More than one third of college athletes assessed for breathing problems had test results suggesting exercise-induced asthma, even in those athletes who had no previous history of asthma, a study published in Medicine & Science in Sports & Exercise shows.
Researchers at Ohio State University Medical Center, Columbus, screened 107 Ohio State varsity athletes for exercise-induced asthma. Of these, 42 tested positive, and 36 of those 42 athletes had no prior history of asthma.
To stress the lungs, the researchers used eucapnic voluntary hyperpnea testing, a technique which has proved to be a sensitive test for diagnosing exercise-induced asthma. The test involves challenging or stressing the lungs by making the person hyperventilate, then measuring their lung function to determine if it decreases from the stress, mimicking the expected changes in exercise-induced asthma.

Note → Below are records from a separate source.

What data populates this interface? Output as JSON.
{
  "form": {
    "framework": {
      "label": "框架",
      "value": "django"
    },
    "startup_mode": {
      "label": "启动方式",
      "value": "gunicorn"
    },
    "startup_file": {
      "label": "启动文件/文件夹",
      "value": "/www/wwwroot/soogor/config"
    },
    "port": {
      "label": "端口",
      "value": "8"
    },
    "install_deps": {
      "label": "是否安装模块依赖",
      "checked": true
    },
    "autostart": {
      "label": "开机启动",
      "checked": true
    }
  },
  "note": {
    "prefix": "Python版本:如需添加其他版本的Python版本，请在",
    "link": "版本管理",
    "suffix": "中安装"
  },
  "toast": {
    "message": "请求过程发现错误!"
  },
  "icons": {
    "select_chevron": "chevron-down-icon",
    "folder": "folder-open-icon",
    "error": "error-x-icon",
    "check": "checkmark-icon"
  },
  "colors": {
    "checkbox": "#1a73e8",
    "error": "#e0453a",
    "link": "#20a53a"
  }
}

“Previous studies on college athletes did not utilize the eucapnic voluntary hypernea technique, which is the International Olympic Committee’s test of choice in documenting exercise-induced asthma, so our specific aim was to use this method throughout our investigation,” said Jonathan Parsons, MD, PhD, a pulmonologist and associate director of the medical center’s asthma center and lead author of the study.
“One important finding of this study is that a history of symptoms with exercise is not enough to make a correct diagnosis,” he said. “Diagnosis and treatment of exercise-induced asthma based solely upon subjective symptoms could increase the number of inaccurate diagnoses and expose people to unnecessary medications.”
The researchers added that neither the sex of the athlete nor the breathing demands of the sport affected the prevalence of exercise-induced asthma.